Few questions:

1. JMX as low-level configuration API. 
The question is - should we follow the path of JBoss and make everything 
that is configurable an MBean, and base the entire architecture on JMX ? 
The benefits:
- standard API
- reasonably clean
- easy to integrate with other apps using JMX

Possible problems:
- may affect performance ( lots of introspection - jboss does a lot of 
tricks in their jmx impl. )
- we still don't have the test suite for jmx - so licence issues are still
there ( and we don't know if mx4j would pass it )
- we'll be very dependent on JMX - with little control over implementation.
- again, tomcat won't work without jmx.

2. Wrapper->JMX for configuration. 
We can use a small wrapper that will work without JMX. Something
similar with modeler, but with no 'direct' dependency on JMX. We can
register the components with this wrapper and use it to pass/query config
info.

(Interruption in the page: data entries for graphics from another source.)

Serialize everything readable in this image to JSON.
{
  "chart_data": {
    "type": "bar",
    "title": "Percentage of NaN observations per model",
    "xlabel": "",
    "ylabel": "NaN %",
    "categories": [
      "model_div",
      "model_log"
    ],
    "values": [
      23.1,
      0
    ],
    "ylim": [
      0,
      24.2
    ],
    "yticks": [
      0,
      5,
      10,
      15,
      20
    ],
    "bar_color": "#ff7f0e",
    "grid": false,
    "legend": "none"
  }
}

If JMX is available, that will translate into JMX calls. 

One possible ( still standard ) API for the wrapper is JNDI. If we 
register all the 'interesting' objects in the jndi we can easily 
'wrap' them for jmx. The APIs are very similar, the code is easy
and most people are supposed to be familiar with the API. There
are other choices as well.

We already depend on JNDI - so no extra deps here, and it'll probably 
be easier to make it work with ldap or other backends.

3. Small config API ( with JMX hooks ). That's what I started in 
util.config - just minimal objectName/attributes/attriubte change 
notifications, no extra overhead. 
That would probably be cleaner and smaller, but it's yet-another-api.

4. Just keep the current API and implementation, with a jmx layer on top. 
The listener provides access to the objects and allows it to transparently
register them with JMX. We rewrite the config read to keep the information
in memory and get all the changes made by user, then save. We could use
DOM or something similar and preserve even the comments ( if XML backend
is used ). 

The key difference is in what we use as a low-level API to 'assemble'
the components. First 3 choices give more decoupling, the third is the
easiest to implement ( almost nothing to change ).